Son fils aîné William, 12ème duc de Hamilton, assiste à la fête nautique de Nice où il arrive, probablement sur son yacht à vapeur, la Stella, vers le 20 décembre 1868 mais ne semble rester que quelques jours (Le Gaulois du 17 décembre 1868). Il laisse son yacht à Nice car il prévoit de revenir quelques semaines plus tard pour l'inauguration de l'hippodrome de Nice, prévue le 4 février 1869.

Il passe en effet les deux premières semaines de février à Nice, participe aux courses avec trois de ses chevaux et remporte le Prix des Haras et le Prix de l'Empereur. Il profite également des nombreuses festivités qui se déroulent dans la ville et se fait remarquer par quelques excentricités : il se montre un jour de courses dans un poney-chase attelé de quatre petits ânes et réserve entièrement, pour lui et 5 de ses amis, la salle du Théâtre-Français pour une soirée de représentation (Le Sémaphore de Marseille du 2 février 1869 ; Le Gaulois des 8, 10 et 16 février 1869 ; Le Siècle du 9 février 1869).


4- FERRET Pierre (1815-1875), Portraits du 12ème duc William de Hamilton 
et d'un autre homme, identifié comme son ami Mr. Burton 
mais qui pourrait être le frère du duc, Charles comte de Selkrik, sans date,
(probablement fin 1868 ou début 1869),
carte de visite de 6x10 cm, 
Archives nationales de Hongrie, P_240-1.-r-30.-32.
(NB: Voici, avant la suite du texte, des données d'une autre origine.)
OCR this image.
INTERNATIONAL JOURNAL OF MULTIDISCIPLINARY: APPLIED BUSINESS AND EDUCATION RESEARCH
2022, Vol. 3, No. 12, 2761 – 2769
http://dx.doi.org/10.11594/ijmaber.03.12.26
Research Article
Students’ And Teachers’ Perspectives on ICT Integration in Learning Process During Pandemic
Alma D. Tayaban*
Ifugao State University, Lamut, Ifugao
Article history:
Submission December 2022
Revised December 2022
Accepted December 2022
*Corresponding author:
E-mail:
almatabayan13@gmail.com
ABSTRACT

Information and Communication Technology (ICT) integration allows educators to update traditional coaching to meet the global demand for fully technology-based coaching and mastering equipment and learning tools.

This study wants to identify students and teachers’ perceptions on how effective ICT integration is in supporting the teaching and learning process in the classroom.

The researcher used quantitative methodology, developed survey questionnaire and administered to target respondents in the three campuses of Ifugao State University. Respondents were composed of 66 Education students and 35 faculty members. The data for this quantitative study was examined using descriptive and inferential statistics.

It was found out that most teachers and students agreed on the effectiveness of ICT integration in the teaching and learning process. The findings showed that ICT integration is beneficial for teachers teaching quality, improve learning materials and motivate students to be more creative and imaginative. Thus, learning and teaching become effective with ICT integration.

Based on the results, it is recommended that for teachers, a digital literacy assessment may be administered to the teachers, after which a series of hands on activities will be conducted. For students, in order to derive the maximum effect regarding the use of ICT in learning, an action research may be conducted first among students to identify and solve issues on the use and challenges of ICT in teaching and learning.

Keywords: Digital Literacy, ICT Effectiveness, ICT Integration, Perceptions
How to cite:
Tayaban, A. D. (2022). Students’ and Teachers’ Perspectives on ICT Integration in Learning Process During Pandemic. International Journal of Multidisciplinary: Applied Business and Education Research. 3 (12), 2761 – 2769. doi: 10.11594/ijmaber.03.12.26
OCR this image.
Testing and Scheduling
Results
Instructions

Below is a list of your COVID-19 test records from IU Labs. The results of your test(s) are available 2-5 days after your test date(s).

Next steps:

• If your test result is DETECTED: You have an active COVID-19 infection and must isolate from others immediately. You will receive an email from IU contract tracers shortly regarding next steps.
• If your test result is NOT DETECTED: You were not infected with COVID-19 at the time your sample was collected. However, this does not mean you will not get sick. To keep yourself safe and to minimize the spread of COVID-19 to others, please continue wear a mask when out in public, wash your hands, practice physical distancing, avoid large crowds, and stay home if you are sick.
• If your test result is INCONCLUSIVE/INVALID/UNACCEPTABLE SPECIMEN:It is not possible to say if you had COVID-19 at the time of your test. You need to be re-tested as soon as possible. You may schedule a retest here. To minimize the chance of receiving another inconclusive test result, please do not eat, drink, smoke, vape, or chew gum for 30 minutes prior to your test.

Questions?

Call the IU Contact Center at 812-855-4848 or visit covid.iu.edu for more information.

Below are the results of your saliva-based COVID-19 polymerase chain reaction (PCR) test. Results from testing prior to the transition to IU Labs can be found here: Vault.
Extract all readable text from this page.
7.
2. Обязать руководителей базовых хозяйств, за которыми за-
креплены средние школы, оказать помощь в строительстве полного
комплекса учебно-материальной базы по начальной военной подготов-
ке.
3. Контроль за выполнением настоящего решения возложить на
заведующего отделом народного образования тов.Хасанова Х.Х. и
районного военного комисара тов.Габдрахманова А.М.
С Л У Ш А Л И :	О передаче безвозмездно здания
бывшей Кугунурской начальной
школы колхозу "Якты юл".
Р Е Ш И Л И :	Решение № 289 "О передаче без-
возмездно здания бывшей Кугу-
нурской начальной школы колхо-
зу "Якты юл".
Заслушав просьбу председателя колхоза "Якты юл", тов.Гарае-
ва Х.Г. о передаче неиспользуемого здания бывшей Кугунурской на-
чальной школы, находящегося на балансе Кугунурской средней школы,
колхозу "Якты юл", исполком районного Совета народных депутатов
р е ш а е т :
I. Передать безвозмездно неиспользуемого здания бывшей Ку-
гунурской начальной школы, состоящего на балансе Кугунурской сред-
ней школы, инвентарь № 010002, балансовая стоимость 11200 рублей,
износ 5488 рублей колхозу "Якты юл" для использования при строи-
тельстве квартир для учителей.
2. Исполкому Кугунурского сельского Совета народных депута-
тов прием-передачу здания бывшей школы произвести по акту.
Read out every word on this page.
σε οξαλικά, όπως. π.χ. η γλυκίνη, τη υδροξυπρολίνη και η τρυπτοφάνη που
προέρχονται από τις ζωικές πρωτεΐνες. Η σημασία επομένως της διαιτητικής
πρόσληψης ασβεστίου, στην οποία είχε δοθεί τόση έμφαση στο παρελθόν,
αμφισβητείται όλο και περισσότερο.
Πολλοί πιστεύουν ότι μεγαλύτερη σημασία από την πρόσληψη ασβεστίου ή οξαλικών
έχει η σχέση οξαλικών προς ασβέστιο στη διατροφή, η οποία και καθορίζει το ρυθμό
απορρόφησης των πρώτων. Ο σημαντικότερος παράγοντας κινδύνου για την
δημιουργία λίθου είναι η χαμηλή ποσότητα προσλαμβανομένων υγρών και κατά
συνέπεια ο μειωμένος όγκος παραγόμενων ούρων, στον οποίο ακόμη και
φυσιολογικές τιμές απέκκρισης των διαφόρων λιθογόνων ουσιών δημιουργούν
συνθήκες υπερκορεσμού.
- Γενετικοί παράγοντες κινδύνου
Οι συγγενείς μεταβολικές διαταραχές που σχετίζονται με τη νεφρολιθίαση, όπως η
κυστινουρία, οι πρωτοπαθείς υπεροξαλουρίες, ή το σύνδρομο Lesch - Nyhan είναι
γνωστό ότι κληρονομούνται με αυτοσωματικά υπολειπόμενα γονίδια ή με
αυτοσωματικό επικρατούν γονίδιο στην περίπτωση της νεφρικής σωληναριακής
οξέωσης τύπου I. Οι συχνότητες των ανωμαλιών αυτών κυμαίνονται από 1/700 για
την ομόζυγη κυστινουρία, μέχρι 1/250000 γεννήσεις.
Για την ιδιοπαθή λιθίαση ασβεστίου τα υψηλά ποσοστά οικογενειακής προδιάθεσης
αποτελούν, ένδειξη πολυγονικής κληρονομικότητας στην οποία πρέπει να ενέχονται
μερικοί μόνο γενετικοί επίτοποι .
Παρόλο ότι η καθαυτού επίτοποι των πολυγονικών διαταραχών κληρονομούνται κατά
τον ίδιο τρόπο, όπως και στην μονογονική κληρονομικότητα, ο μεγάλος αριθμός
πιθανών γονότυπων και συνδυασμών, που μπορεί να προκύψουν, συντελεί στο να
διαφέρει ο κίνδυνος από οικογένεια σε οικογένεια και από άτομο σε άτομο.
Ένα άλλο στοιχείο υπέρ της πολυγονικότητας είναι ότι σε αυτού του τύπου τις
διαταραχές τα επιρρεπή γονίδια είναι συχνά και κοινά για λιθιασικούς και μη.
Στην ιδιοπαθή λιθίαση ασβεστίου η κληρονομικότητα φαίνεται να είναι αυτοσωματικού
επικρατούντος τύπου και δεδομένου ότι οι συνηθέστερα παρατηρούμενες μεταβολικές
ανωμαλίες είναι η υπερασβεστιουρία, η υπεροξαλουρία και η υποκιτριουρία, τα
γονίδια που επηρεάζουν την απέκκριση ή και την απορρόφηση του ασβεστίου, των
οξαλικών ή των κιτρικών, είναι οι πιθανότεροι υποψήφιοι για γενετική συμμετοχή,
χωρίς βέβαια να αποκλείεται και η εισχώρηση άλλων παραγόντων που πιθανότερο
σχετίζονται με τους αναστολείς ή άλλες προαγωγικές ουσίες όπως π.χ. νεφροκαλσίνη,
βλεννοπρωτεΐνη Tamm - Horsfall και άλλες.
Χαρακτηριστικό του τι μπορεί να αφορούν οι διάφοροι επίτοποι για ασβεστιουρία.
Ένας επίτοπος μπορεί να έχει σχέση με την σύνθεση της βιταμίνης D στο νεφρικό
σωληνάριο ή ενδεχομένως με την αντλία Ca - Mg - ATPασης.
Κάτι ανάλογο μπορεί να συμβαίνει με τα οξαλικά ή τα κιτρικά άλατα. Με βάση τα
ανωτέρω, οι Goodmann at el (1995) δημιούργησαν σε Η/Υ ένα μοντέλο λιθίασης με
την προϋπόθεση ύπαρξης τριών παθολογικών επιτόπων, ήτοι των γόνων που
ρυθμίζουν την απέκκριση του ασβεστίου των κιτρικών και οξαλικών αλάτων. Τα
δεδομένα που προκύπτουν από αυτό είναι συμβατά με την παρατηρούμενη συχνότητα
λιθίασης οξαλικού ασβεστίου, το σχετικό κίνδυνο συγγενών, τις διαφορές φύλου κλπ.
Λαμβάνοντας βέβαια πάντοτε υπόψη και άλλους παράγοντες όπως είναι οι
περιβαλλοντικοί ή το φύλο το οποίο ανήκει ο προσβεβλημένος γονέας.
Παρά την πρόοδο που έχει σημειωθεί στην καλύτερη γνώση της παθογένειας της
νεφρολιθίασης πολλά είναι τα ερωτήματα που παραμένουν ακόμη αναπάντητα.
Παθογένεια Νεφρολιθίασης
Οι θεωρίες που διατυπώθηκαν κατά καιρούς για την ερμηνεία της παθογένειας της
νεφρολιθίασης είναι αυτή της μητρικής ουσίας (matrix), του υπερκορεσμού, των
Le 21 septembre 1869, a lieu au Château de Beaumarchais (près de Laon, Aisne), le mariage de la fille de Marie de Bade, Mary Victoria, 18 ans, avec Albert Grimaldi, duc de Valentinois, fils héritier du prince de Monaco, âgé de 20 ans (Journal de Monaco du 24 août au 12 octobre 1869 ; La Liberté du 23 septembre 1869 ; La France du 25 septembre 1869, Létizia Bonaparte-Rattazzi, Les Matinées italiennes, 1869, vol. 2 p 264). 

Cependant, le mariage tourne court, et Mary Victoria, enceinte, quitte son époux dès février ou mars 1870 pour se réfugier à Bade, auprès de sa mère et accouche, le 12 juillet, de Louis Honoré Charles Antoine Grimaldi dont les parrain et marraine ne sont autres que ses grands-parents, le prince Charles III de Monaco et Marie princesse de Bade et duchesse de Hamilton.

- Saison 1869-1870

La duchesse de Hamilton réserve à nouveau, pour la saison d'hiver 1869-70 à Nice, la Villa Marie-Louise (Le Petit Figaro du 3 septembre 1869).

Son fils aîné, William, la précède dans la ville où il arrive début novembre 1869 et embarque le 8 sur la Stella pour se rendre à l'inauguration du canal de Suez, prévue le 17.

La duchesse arrive à Nice fin novembre ou début décembre 1869 et dîne au Palais de Monaco le 5 décembre (Journal de Monaco du 7 décembre 1869 ; Galignani's Messenger du 20 décembre 1869). 

La duchesse participe notamment à une réception à la Préfecture le 3 janvier 1870, assiste à un concert de Charité au Théâtre-Français le 8 janvier 1870 mais semble un peu souffrante en fin de mois. 

La date de fin de son séjour n'est pas connue mais se situe au plus tard fin mars ou début avril (Journal de Monaco du 11 janvier 1870 ; Le Petit Figaro du 12 janvier 1870 ; Le Figaro du 22 janvier 1870 ; Galignani's Messenger du 14 avril 1870).

La relation entre la Famille Hamilton et la ville de Nice va perdurer dans les deux décennies suivantes. William, duc de Hamilton, continuera à fréquenter assidument Nice (et Monaco), avec ses yachts successifs. Ses frère et sœur y viendront moins souvent.

Son frère, Charles Georges Archibald, dit Carlo, comte de Selkrik, y décédera cependant, suite à une maladie de poitrine, le 4 mai 1886, à l'âge de 38 ans.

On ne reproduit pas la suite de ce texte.